Life Underground with Professor Nancy Karanja, University of Nairobi, Kenya
Today, we are talking about a nurturing topic, in the real sense of the word, our Mother Earth’s soil.
For many of us, soil maybe simply dirt under our feet, and the cause of us getting irritated when our hands or shoes get dirty. Yet, that same soil under our feet is where and how our food grows. That dirt is also a home to millions of organisms hidden in a whole ecosystem underneath the soil’s surface.
My guest today is Professor Nancy Karanja from University of Nairobi, Kenya, who has dedicated much of her career researching our soil and its health. The list of her accomplishments is so long that it would fill the whole podcast alone.
I will only say this much: Nancy is not only researching soil but rather life in all its beauty. That dark place where we put our tender seeds to eventually open-up, pierce the surface and become mature plants. Those of you who have gardens, or even just indoor plants, have seen this miracle of life unfolding.

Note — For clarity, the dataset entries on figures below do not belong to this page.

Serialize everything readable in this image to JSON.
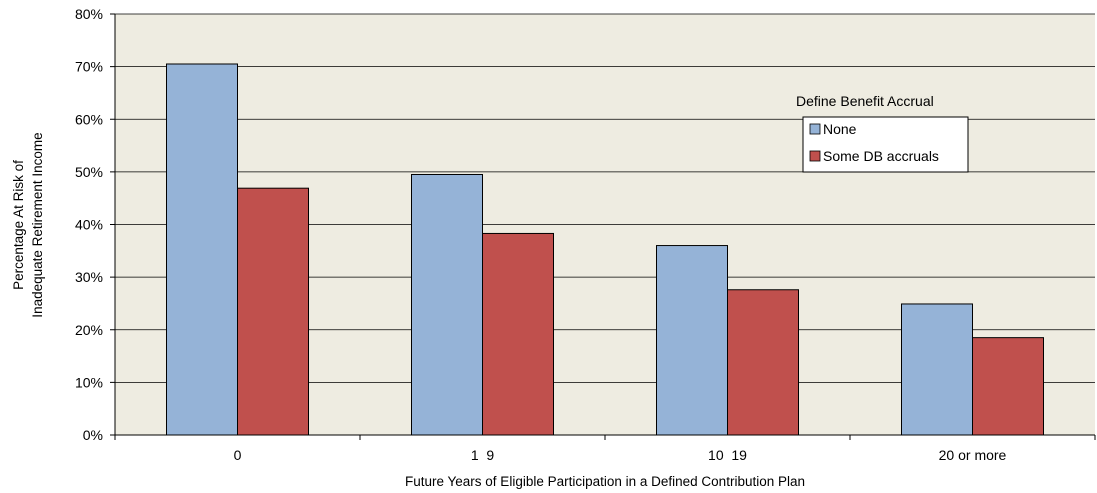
{
  "chart_data": {
    "type": "bar",
    "categories": [
      "0",
      "1  9",
      "10  19",
      "20 or more"
    ],
    "series": [
      {
        "name": "None",
        "values": [
          70.5,
          49.5,
          36.0,
          24.9
        ],
        "color": "#95b3d7"
      },
      {
        "name": "Some DB accruals",
        "values": [
          46.9,
          38.3,
          27.6,
          18.5
        ],
        "color": "#c0504d"
      }
    ],
    "title": "",
    "xlabel": "Future Years of Eligible Participation in a Defined Contribution Plan",
    "ylabel_lines": [
      "Percentage At Risk of",
      "Inadequate Retirement Income"
    ],
    "ylim": [
      0,
      80
    ],
    "yticks": [
      0,
      10,
      20,
      30,
      40,
      50,
      60,
      70,
      80
    ],
    "ytick_suffix": "%",
    "grid": true,
    "legend": {
      "title": "Define Benefit Accrual",
      "placement": "top-right"
    },
    "plot_background": "#eeece1"
  }
}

We discuss the diversity that lies hidden from us, yet that has such a lasting influence on our health and well-being. We talk about what fuels life and how minerals, that we need for our bodies, are created. We also address some of the pressing challenges of our time like monoculture, food waste and food insecurity.
It is an important conversation and an even more crucial understanding how we are connected to every single stalk of corn, every single blade of wheat, every single rice plant that was placed into soil as a seed. Those little seeds nourish our bodies now.
Life above and below surface is one.